En plus des sites (web, intranet, extranet) et des applications mobiles, le décret couvre aussi les progiciels (c’est-à-dire les logiciels professionnels utilisés en entreprise) et le mobilier urbain numérique, comme une borne interactive. En effet, avec l’émergence de la « ville intelligente », les interfaces high tech sont petit à petit déployées dans l’espace public et nécessitent, elles aussi, d’être adaptées à tout le monde.

Plus précisément, le décret mentionne les fichiers dans des formats bureautiques, les contenus audio et vidéo préenregistrés (dont ceux ayant des parties interactives) ainsi que les contenus plus généraux que l’on trouve sur les sites et dans les applications mobiles. Attention toutefois : il existe des contenus qui sont exemptés de l’obligation d’accessibilité, de façon permanente ou tant qu’une condition précise n’a pas été remplie.
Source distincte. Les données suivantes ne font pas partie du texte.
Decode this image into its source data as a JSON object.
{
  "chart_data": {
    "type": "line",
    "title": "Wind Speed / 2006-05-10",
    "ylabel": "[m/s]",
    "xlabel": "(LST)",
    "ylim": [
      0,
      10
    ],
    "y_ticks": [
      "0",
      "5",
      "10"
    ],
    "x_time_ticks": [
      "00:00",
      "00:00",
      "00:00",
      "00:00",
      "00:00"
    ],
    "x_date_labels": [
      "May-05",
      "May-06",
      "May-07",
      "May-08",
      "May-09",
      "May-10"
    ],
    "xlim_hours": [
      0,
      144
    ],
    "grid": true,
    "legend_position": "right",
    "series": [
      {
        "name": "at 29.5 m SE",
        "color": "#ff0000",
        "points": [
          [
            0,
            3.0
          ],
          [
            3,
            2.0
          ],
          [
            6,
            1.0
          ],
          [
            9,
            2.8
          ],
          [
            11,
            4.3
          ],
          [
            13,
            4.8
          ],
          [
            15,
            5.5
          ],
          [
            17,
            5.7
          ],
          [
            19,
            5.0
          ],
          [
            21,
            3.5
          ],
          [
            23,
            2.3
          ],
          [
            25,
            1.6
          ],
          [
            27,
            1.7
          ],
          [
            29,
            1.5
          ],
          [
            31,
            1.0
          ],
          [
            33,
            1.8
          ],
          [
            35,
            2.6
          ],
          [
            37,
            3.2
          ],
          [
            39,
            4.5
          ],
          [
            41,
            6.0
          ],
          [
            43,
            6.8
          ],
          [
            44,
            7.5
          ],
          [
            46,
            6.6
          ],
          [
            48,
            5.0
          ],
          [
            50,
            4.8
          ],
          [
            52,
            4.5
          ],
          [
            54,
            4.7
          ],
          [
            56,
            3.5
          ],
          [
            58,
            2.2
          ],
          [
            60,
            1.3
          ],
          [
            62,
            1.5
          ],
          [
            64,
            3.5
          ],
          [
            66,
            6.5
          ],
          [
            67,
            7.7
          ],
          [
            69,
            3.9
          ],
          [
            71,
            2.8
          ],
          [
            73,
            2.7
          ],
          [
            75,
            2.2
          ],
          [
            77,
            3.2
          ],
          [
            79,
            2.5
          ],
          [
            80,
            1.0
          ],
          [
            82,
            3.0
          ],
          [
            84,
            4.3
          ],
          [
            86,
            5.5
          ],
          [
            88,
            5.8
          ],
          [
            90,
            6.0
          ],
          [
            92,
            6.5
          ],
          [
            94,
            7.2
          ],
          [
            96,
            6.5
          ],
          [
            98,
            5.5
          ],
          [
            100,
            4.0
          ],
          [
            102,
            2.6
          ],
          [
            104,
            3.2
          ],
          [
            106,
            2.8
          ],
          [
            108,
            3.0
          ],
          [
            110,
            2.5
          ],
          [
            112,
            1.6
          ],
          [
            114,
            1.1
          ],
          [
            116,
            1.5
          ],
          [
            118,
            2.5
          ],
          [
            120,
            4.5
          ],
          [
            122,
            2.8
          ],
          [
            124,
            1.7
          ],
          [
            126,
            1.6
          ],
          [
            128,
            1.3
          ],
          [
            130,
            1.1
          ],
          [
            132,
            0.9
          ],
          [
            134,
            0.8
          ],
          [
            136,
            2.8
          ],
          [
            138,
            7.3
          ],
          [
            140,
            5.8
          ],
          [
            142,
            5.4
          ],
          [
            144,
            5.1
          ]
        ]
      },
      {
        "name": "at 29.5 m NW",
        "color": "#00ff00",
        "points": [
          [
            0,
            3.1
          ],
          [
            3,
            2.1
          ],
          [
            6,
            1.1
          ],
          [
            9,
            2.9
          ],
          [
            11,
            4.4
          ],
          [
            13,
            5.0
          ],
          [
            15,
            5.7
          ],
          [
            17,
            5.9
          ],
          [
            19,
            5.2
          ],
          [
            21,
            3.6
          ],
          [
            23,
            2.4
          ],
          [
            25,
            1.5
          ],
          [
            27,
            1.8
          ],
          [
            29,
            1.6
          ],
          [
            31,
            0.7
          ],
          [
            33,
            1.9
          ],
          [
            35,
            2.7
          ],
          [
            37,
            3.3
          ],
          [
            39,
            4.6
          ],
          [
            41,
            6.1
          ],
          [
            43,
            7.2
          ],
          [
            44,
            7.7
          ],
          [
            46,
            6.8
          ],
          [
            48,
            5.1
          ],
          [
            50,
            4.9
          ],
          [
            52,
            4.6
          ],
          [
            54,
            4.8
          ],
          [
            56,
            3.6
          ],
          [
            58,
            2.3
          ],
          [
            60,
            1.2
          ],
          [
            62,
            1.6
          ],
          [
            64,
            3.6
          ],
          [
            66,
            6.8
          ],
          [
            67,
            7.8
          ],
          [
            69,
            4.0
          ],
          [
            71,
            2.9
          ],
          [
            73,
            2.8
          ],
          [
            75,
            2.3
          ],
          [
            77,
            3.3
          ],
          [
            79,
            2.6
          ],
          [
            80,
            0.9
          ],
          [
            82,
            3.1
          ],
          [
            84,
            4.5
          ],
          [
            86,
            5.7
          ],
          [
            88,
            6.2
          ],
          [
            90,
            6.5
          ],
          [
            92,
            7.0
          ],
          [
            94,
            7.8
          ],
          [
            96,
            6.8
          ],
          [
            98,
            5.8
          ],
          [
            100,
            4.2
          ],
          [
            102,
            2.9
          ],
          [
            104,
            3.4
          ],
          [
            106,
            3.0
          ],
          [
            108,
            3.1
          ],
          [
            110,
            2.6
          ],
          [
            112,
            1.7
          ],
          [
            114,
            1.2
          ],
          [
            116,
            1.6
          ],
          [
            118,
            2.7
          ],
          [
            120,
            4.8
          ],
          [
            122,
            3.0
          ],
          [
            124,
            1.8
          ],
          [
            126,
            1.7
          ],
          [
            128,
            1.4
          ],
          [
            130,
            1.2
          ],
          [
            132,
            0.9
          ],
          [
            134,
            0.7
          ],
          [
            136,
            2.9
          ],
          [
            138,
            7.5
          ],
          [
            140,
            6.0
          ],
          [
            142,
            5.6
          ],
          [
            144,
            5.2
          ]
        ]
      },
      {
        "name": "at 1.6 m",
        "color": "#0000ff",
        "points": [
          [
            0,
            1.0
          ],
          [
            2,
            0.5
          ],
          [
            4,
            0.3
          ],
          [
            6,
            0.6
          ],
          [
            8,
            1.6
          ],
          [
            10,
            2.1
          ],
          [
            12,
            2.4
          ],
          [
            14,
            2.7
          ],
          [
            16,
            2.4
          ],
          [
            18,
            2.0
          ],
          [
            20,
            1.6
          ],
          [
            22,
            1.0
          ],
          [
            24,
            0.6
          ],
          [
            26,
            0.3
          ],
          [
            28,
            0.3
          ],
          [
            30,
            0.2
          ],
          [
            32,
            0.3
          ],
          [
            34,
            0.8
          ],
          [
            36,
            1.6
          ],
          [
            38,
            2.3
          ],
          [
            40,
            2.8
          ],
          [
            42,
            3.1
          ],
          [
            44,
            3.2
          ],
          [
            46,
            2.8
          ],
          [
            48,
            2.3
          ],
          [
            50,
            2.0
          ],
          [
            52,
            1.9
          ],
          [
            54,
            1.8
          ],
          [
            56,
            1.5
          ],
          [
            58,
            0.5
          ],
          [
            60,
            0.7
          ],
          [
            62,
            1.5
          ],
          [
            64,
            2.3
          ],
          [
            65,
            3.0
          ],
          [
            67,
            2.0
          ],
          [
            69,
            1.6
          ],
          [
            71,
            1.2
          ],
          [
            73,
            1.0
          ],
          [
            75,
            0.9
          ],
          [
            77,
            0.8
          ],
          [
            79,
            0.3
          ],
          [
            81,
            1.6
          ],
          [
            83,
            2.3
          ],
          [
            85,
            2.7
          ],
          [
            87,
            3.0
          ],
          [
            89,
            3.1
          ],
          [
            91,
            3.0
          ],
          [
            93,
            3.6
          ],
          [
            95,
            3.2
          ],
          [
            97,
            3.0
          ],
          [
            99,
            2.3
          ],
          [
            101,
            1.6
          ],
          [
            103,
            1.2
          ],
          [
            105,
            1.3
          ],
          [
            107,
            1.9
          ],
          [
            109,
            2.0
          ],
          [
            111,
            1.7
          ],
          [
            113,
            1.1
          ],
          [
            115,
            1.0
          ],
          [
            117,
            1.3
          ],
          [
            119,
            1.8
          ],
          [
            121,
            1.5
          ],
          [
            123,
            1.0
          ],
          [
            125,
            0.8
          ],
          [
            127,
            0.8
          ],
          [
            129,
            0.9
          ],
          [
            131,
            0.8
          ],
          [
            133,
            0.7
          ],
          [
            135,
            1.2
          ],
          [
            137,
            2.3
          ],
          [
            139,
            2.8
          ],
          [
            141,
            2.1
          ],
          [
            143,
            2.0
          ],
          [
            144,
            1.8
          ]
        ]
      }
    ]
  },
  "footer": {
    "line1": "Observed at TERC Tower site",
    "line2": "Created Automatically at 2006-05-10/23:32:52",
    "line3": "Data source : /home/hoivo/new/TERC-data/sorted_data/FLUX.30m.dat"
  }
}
C’est le cas de certains contenus qui ont été publiés avant une certaine date (par exemple le 23 septembre 2020 pour les contenus audio et vidéo préenregistrés), les contenus de tiers qui ne sont ni financés ni développés par l’entreprise concernée et qui ne sont pas sous son contrôle ou encore les cartes et les services de cartographie en ligne (s’il existe une solution pour délivrer les informations essentielles).

Le décret demande également que soient mentionnés sur la page d’accueil des sites le niveau d’accessibilité et sa déclaration.

Agnès Buzyn

Agnès Buzyn, ministre des Solidarités et de la Santé.

Source : FNMF/N. MERGUI

Le décret ne précise pas le contenu de ce référentiel d’accessibilité, qui est établi par Agnès Buzyn, l’actuelle ministre de la Santé, et Cédric O, qui a le portefeuille du Numérique. Il doit en principe tenir compte de la diversité des handicaps qui existent : autistes, aveugles et malvoyants, sourds et malentendants, handicapés physiques et moteurs, dyslexiques.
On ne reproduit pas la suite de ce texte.